Beaucoup de choses ont été travaillées, beaucoup d’écritures et de morts potentielles.
Dans quelle mesure avez-vous pu mettre votre grain de sel dans le scénario d'Arcane ?
C’est venu au fur et à mesure ; au cours des premiers épisodes, il y avait beaucoup d’intervenants de Riot et le projet démarrait, donc c’était plus difficile de prendre la place sur le scénario. Mais on a beaucoup participé à la mise en scène et à l’identité visuelle du film, puisqu’on est des graphistes. Si une scène est écrite d’une certaine façon qui est difficile à mettre en scène et onéreuse à produire, on propose une certaine façon de faire.
Il y a des séquences dans la série que l’on a faites comme dans un clip vidéo, avec beaucoup de montage. Il y a cette forte pâte dans la série avec beaucoup de séquences clippées et cela nous permet de mieux raconter des choses. Ce n’est pas systématique dans les trois premiers épisodes, mais ensuite, on a rajouté plus de combat et de fanservice avec plus de moments épiques où l’on retrouve une forte identité Arcane. On a beaucoup travaillé sur l’écriture des derniers épisodes, avec une séquence que les showrunners nous ont laissé la liberté d’écrire presque complètement.

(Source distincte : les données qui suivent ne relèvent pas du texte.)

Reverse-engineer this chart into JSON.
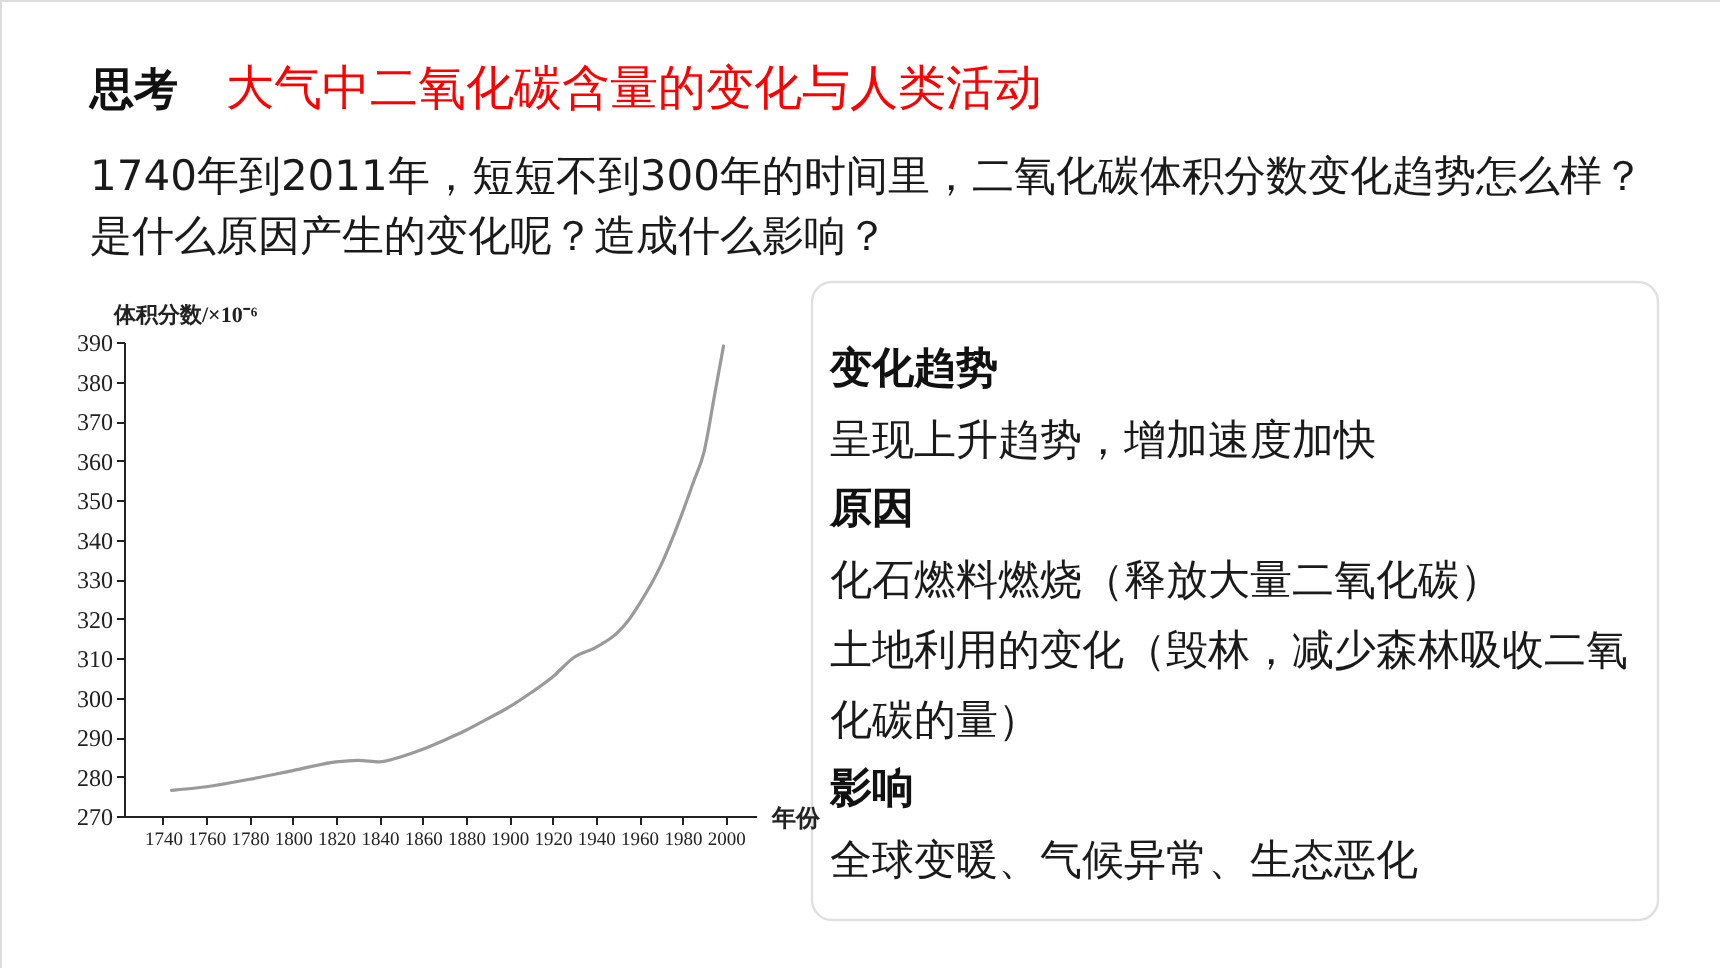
{
  "chart_data": [
    {
      "type": "other",
      "title": "大气中二氧化碳含量的变化与人类活动",
      "subtitle": "1740年到2011年，短短不到300年的时间里，二氧化碳体积分数变化趋势怎么样？是什么原因产生的变化呢？造成什么影响？",
      "annotations": [
        "思考"
      ]
    },
    {
      "type": "line",
      "xlabel": "年份",
      "ylabel": "体积分数/×10⁻⁶",
      "x": [
        1744,
        1760,
        1780,
        1800,
        1820,
        1830,
        1840,
        1850,
        1860,
        1870,
        1880,
        1890,
        1900,
        1910,
        1920,
        1930,
        1940,
        1950,
        1955,
        1960,
        1970,
        1980,
        1985,
        1990,
        1995,
        1999
      ],
      "values": [
        276.5,
        277.4,
        279.3,
        281.5,
        283.7,
        284.1,
        283.7,
        285.0,
        286.9,
        289.2,
        291.7,
        294.6,
        297.6,
        301.2,
        305.2,
        310.2,
        312.7,
        316.4,
        319.5,
        323.6,
        333.4,
        346.8,
        354.4,
        362.2,
        377,
        389
      ],
      "color": "#9a9a9a",
      "xlim": [
        1722,
        2014
      ],
      "ylim": [
        270,
        390
      ],
      "xticks": [
        1740,
        1760,
        1780,
        1800,
        1820,
        1840,
        1860,
        1880,
        1900,
        1920,
        1940,
        1960,
        1980,
        2000
      ],
      "yticks": [
        270,
        280,
        290,
        300,
        310,
        320,
        330,
        340,
        350,
        360,
        370,
        380,
        390
      ]
    },
    {
      "type": "other",
      "title": "变化趋势",
      "annotations": [
        "呈现上升趋势，增加速度加快"
      ]
    },
    {
      "type": "other",
      "title": "原因",
      "annotations": [
        "化石燃料燃烧（释放大量二氧化碳）",
        "土地利用的变化（毁林，减少森林吸收二氧化碳的量）"
      ]
    },
    {
      "type": "other",
      "title": "影响",
      "annotations": [
        "全球变暖、气候异常、生态恶化"
      ]
    }
  ]
}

Il est vrai que votre collaboration avec Riot Games est de longue date.
On connaît le showrunner Christian depuis 2012, et on a passé beaucoup de moments ensemble, comme la finale des Worlds en Corée du Sud [en 2018]. Dans ce cas-là, tu abordes le projet différemment. Pour nous, le maître mot, c’est la franchise dans les retours donc il y a jamais eu de langue de bois, ce qui est rare quand on produit quelque chose comme ça. Il y a des moments où l'on ne veut pas froisser.
L'une des plus grandes libertés que l'on remarque est cette nouvelle interprétation du personnage de Jinx.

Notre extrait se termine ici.